In patients with atrial fibrillation and stable coronary artery disease who have not had revascularization procedures in the last 12 months, monotherapy with rivaroxaban seems the best treatment strategy compared to rivaroxaban plus antiplatelet antiaggregation. This is what resulted from the AFIRE study, presented during the ESC 2019 in Paris and published in NEJM.
Monotherapy with rivaroxaban resulted non-inferior in terms of the composite of stroke, systemic embolism, infarction, unstable angina requiring revascularization and all-cause death at 2-year follow-up (4.14% vs 5.75% per patient/year; p<0.001 for non-inferiority).
We also saw significant lower risk of bleeding with the monotherapy, and even all-cause death saw a reduction (1.85% vs 3.37%), which involves reduced rate of both cardiac and non-cardiac deaths. This difference in safety in favor of the monotherapy with rivaroxaban was behind the early interruption of the study.
With this evidence, rivaroxaban with no antiaggregation seems the best strategy in known coronary patients that also present atrial fibrillation, as long as a year has passed since the last revascularization procedure.
One of the limitations of this study was the relatively low number of patients and the fact that it only included Asian (who are often smaller and therefore more prone to bleeding with the same dose).

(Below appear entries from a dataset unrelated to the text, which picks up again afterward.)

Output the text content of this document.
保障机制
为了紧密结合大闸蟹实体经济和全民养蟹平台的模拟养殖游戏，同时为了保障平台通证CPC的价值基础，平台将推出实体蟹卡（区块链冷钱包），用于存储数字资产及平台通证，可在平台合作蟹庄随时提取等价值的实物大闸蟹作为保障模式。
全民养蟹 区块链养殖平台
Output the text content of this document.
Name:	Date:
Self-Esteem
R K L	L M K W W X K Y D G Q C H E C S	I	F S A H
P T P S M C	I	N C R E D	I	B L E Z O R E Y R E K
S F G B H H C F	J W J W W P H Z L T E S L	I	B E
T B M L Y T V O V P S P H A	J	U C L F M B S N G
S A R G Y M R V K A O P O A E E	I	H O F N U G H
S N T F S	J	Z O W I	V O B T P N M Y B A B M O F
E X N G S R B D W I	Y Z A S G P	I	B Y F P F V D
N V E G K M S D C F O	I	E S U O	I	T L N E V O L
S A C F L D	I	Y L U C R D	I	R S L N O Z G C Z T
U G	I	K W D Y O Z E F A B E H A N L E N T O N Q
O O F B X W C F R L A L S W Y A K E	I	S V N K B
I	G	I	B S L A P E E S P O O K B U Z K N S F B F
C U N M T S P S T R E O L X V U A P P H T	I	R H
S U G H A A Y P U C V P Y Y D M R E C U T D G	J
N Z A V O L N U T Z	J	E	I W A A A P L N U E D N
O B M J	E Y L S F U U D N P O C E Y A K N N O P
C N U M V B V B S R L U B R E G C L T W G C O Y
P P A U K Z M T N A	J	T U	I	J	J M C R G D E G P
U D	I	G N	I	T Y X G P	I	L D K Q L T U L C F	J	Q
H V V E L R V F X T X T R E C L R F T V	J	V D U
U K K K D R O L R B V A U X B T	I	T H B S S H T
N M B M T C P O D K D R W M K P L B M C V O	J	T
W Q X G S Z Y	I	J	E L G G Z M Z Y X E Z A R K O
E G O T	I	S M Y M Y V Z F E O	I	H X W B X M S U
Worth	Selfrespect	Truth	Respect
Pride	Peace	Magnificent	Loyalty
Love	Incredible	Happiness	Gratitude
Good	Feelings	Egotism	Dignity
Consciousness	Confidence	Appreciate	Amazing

The AFIRE randomized patients to rivaroxaban monotherapy (10 mg/day for those with creatinine clearance of 15 to 49 ml/min or 15 mg/day for patients with 50 ml/min or more) vs rivaroxaban plus simple antiaggregation according to physician criteria (70% received aspirin and the rest some P2Y12 inhibitor with clopidogrel mostly).
At mean follow-up of 24.1 months, rivaroxaban as monotherapy reached non-inferiority criterion. The monotherapy also resulted safer, with reduced net adverse events (3.90% vs 6.28%, composite of all-cause death, infarction, stroke and major bleeding).
Original title: Antithrombotic therapy for atrial fibrillation with stable coronary disease.
Reference: Yasuda S et al. N Engl J Med. 2019; Epub ahead of print.